子供の声に反応したルゼルは、男を手放し、顔を抑える。

子供の声が無かったら、完全に闇へ呑み込まれていただろう。

「私は…」

すると、頭の中へ負の記憶を押し飛ばし、心地の良い記憶が埋めつくして来る。

「ルゼル様、見て下さい。貴方の守った民達ですよ!」

笑顔で溢れる民達の笑顔。

「ルゼルお姉ちゃん!遊ぼう!」

手を引く子供達。

ーーそして。

「別に我慢する事ないさ。

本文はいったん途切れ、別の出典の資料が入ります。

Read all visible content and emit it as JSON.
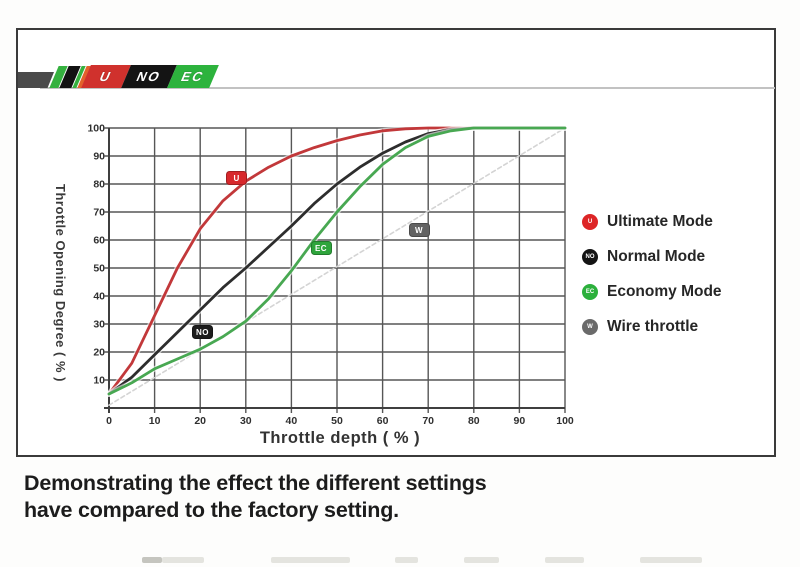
{
  "banner": {
    "segments": [
      {
        "label": "U",
        "color": "#d0312d"
      },
      {
        "label": "NO",
        "color": "#141414"
      },
      {
        "label": "EC",
        "color": "#2db33d"
      }
    ]
  },
  "chart_data": {
    "type": "line",
    "title": "",
    "xlabel": "Throttle depth ( % )",
    "ylabel": "Throttle Opening Degree ( % )",
    "xlim": [
      0,
      100
    ],
    "ylim": [
      0,
      100
    ],
    "xticks": [
      0,
      10,
      20,
      30,
      40,
      50,
      60,
      70,
      80,
      90,
      100
    ],
    "yticks": [
      10,
      20,
      30,
      40,
      50,
      60,
      70,
      80,
      90,
      100
    ],
    "grid": true,
    "grid_color": "#565656",
    "series": [
      {
        "name": "Wire throttle",
        "color": "#d4d4d4",
        "line_style": "dotted",
        "x": [
          0,
          100
        ],
        "y": [
          1,
          100
        ]
      },
      {
        "name": "Ultimate Mode",
        "color": "#c2383a",
        "line_style": "solid",
        "marker": {
          "label": "U",
          "color": "#d7282c",
          "x": 28,
          "y": 82
        },
        "x": [
          0,
          5,
          10,
          15,
          20,
          25,
          30,
          35,
          40,
          45,
          50,
          55,
          60,
          65,
          70,
          75,
          80,
          85,
          90,
          95,
          100
        ],
        "y": [
          5,
          16,
          33,
          50,
          64,
          74,
          81,
          86,
          90,
          93,
          95.5,
          97.5,
          99,
          99.7,
          100,
          100,
          100,
          100,
          100,
          100,
          100
        ]
      },
      {
        "name": "Normal Mode",
        "color": "#2d2d2d",
        "line_style": "solid",
        "marker": {
          "label": "NO",
          "color": "#1d1d1d",
          "x": 20.5,
          "y": 27
        },
        "x": [
          0,
          5,
          10,
          15,
          20,
          25,
          30,
          35,
          40,
          45,
          50,
          55,
          60,
          65,
          70,
          75,
          80,
          85,
          90,
          95,
          100
        ],
        "y": [
          5,
          11,
          19,
          27,
          35,
          43,
          50,
          57.5,
          65,
          73,
          80,
          86,
          91,
          95,
          98,
          99.5,
          100,
          100,
          100,
          100,
          100
        ]
      },
      {
        "name": "Economy Mode",
        "color": "#48a852",
        "line_style": "solid",
        "marker": {
          "label": "EC",
          "color": "#2fa53c",
          "x": 46.5,
          "y": 57
        },
        "x": [
          0,
          5,
          10,
          15,
          20,
          25,
          30,
          35,
          40,
          45,
          50,
          55,
          60,
          65,
          70,
          75,
          80,
          85,
          90,
          95,
          100
        ],
        "y": [
          5,
          9,
          14,
          17.5,
          21,
          25.5,
          31,
          39,
          49,
          60,
          70,
          79,
          87,
          93,
          97,
          99,
          100,
          100,
          100,
          100,
          100
        ]
      }
    ],
    "legend": {
      "position": "right",
      "items": [
        {
          "label": "Ultimate Mode",
          "badge": "U",
          "color": "#dd2526"
        },
        {
          "label": "Normal Mode",
          "badge": "NO",
          "color": "#141414"
        },
        {
          "label": "Economy Mode",
          "badge": "EC",
          "color": "#2cb03c"
        },
        {
          "label": "Wire throttle",
          "badge": "W",
          "color": "#6a6a6a"
        }
      ]
    },
    "wire_marker": {
      "label": "W",
      "color": "#636363",
      "x": 68,
      "y": 63.5
    }
  },
  "caption": {
    "line1": "Demonstrating the effect the different settings",
    "line2": "have compared to the factory setting."
  }
}
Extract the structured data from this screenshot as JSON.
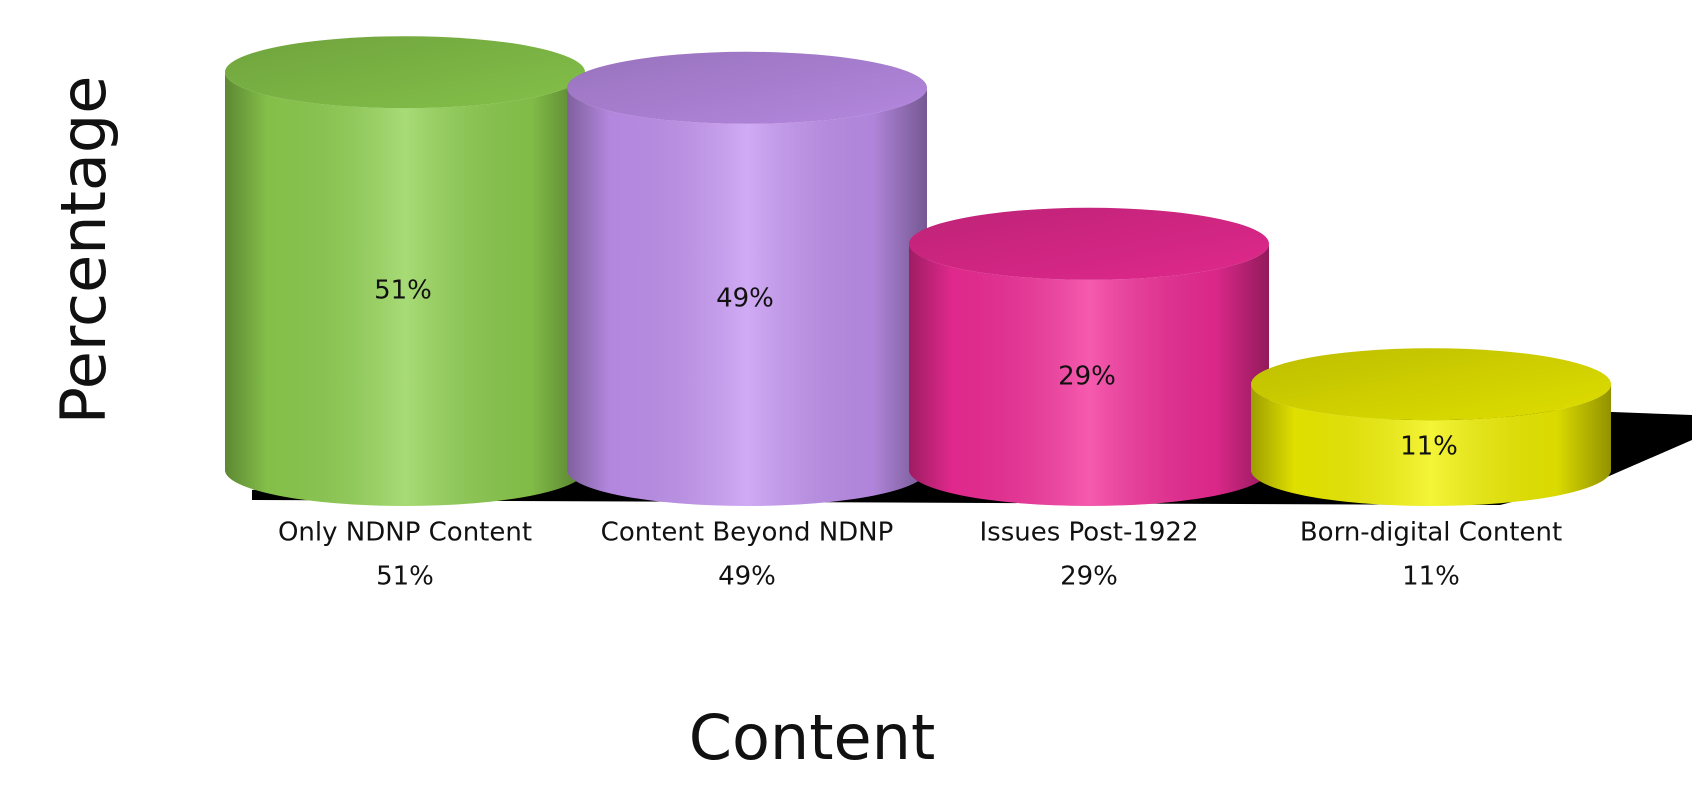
{
  "chart_data": {
    "type": "cylinder",
    "x_label": "Content",
    "y_label": "Percentage",
    "categories": [
      "Only NDNP Content",
      "Content Beyond NDNP",
      "Issues Post-1922",
      "Born-digital Content"
    ],
    "values": [
      51,
      49,
      29,
      11
    ],
    "value_labels": [
      "51%",
      "49%",
      "29%",
      "11%"
    ],
    "colors": [
      "#8fd14f",
      "#c393f2",
      "#f32c98",
      "#f2f200"
    ]
  }
}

苦しい時、困った時は支え合うってのが、仲間ってもんだろ?」

そう言って、優しい笑顔を向けてくれた大切な仲間の一人、ティルト。

「皆…ありがとう」

噴き出した黒い枝が崩れ、ルゼルへ収束していく。

すると、黒い枝が覆っていたルゼル本来の魔力が解き放たれる。

聖魔力を纏う光が魔法封じを突き破った。

それほどまでに精錬された魔力で、ここまで神々しいのはティルシアも見た事がない。

「これで終わらせる…」

ルゼルは、姿勢を斜めに、右腕を引き、左手を細目の男へと向けた。

「何が終わらせるだ!雑魚のくせによッ!!」

男は激昂し、剣を振り上げ向かって来る。

「聖王斬!」

右腕が白き輝きを放つ腕甲を纏い、突き立てた剣が男を突き抜けていた。

行動を終えたルゼルは静かに剣を納めようとする。

「びっくりさせやがって!」

男は踵を返し、突き抜けたルゼルを背中から突き刺す。

しかし、自身に起きた異変に気付くまでに時間は掛からなかった。

突き立てた剣は、腕ごと地面に落下していた。

あの一瞬で斬られていたのだ。

勝てないと悟った男は、その場から逃げようとしたのだが、足の感覚が消え失せ、体勢を崩す。

パチン。

と、ルゼルが剣を納めると、の両足、片腕が斬り飛んだ。

一瞬の内に放たれた斬撃を目で捉える事はおろか、何をされたのか斬られるまで分からなかった。

「治らねぇ!?」

黒い瘴気の影響を受けている細目の男。

大抵の傷は、瞬時に回復する。

だが、ルゼルに斬られた部分が再生せず、のたうち回る事しか出来ない。

聖職者が天に仕える者として、修練に励みようやく手にする事ができる聖魔力。

ルゼルは、生まれながらにして魔力そのものが、聖魔力を帯びていた。

彼女の振るう剣は、魔の者を討ち滅ぼす。

それはまるで、魔を退ける天使のようだった。

「人魔解放戦線について、話してもらうからね?」

ティルシアが細目の男の前に座り込むと、満面の笑みを浮かべていた。

「あ…ああ…待て…何をする気だ…?」

男達がどうなったか、言うまでもない。